I would feel disappointed if people only came to see 'the latest post' and not do a bit of detective work, rummage in the archives, ask about the odd items in the apothecary jars, or the strange preserves in the old-style delicatessen section, or visit the back rooms (access via Vico's Bar).
I have started indexing, labelling and linking precisely to encourage exploration - just as RAW encouraged us to do a little archaeology (or mining) of the Twentieth Century - combined with early-uptake and adventurous responses (brain machines, online forums, Futurist approaches to the Singularity, etc).
I think of this site more as a process that a publication. I feel free to return to, and edit, posts. After all, you don't want to find dead links, do you? Why would you want to lock down the words and images? OK, you might like to see the Director's Cut, or sample the raw source material (the first take, or even outtakes) but it seems obvious to me that we should allow ourselves the freedom to tweak, sample, cut-up, hide, reveal and edit the material. Not all contributors have Admin rights (but they could), and any contributor could start a peripheral blog and link back here (and many of us have, as you will find in the links on the right).
If I appear to state the obvious you have to understand that I recently visited another forum and got severely told off for going back and editing or deleting posts of my own. Apparently it made communication difficult for them, and more particularly could get used to make others appear stupid or incoherent, or myself look clever. Apparently, once something gets said (written) in their world, it goes into the electronic akashic records and you have to live with the karma of your own stupidity (or something). I find that impossibly conservative and restrictive! So, I can't correct typos, factual errors or uninformed (or badly phrased) opinions - nothing ever gets forgiven and forgotten! Ludicrous! The Wayback machine and cached Google pages suffice for me, and if people quote the parts of my posts to which they are responding, where can confusion arise? Unless I deny I ever said such a thing!
As a lover of Burroughs, Cage and other anarchists and process-based types, I couldn't believe how oppressive that felt (not to mention the flaming). After all, you can only mess with your own contributions to a dialogue, and further feedback from others remains possible. Of course, if you acquire admin rights (so you can interfere with other people's material) then you do incur some responsibilities, too - and need to act with good intent.

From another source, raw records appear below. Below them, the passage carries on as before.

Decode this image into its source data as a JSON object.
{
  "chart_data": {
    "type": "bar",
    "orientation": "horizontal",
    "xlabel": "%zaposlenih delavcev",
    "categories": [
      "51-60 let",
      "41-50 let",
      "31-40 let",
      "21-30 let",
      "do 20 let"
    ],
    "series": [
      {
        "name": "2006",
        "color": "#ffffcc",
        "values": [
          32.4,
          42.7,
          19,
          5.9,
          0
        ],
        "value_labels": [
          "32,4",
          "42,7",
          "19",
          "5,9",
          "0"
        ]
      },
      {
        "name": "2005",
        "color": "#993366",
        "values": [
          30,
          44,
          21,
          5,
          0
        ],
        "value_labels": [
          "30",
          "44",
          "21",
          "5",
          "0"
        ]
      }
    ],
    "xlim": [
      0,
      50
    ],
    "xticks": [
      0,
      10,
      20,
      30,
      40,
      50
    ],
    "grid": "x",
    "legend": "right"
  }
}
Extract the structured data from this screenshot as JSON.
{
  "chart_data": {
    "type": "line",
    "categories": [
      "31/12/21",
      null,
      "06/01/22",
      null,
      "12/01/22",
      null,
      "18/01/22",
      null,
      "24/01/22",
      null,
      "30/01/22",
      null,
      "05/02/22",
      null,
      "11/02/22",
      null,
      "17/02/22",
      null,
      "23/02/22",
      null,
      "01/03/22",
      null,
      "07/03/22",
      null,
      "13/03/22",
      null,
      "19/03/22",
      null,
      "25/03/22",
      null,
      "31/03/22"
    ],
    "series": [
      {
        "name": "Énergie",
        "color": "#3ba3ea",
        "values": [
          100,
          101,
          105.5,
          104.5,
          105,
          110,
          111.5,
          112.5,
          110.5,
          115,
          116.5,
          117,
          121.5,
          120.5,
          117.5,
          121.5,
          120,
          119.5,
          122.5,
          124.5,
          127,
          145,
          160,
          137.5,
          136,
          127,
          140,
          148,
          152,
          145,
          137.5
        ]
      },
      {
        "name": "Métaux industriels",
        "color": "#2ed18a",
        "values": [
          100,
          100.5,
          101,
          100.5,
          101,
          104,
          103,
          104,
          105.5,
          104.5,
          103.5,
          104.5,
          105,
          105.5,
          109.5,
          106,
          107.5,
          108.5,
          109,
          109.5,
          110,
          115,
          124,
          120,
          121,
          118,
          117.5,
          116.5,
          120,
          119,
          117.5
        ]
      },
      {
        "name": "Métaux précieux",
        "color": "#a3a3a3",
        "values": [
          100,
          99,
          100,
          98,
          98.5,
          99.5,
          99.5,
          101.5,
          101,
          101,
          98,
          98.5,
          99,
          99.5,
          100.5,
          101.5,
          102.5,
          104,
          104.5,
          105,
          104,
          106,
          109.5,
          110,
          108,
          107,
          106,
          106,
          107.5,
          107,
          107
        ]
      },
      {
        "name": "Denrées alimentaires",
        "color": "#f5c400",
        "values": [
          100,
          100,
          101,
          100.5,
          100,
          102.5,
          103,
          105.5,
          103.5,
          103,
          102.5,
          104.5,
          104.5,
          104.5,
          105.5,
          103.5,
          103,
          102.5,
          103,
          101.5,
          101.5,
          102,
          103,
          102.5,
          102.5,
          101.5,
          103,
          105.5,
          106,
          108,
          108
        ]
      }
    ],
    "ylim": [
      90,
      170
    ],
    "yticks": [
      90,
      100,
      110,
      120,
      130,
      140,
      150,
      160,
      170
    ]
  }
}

However, you can always sample the source and re-mix. I liked John Cage's distinction between communication (with intent to affect the other) and conversation (idling along together in parallel).
Whether this blog can remain a process, and can resist turning into an object, remains to be seen. I like the idea that we continue to develop what Bob initiated, and these recent posts simply form my attempt to devise some Brief MLA courses, in the tradition of self-directed learning.
Meanwhile, I will work on making the blog denser, but not longer - feel free to do what you want with it. You can always check out further opinions of mine on my own blog. Be Seeing You!
NB: the next Maybe Quarterly falls due on the Autumnal Equinox, 23 September 2007 - that leaves you a month to consider making a contribution.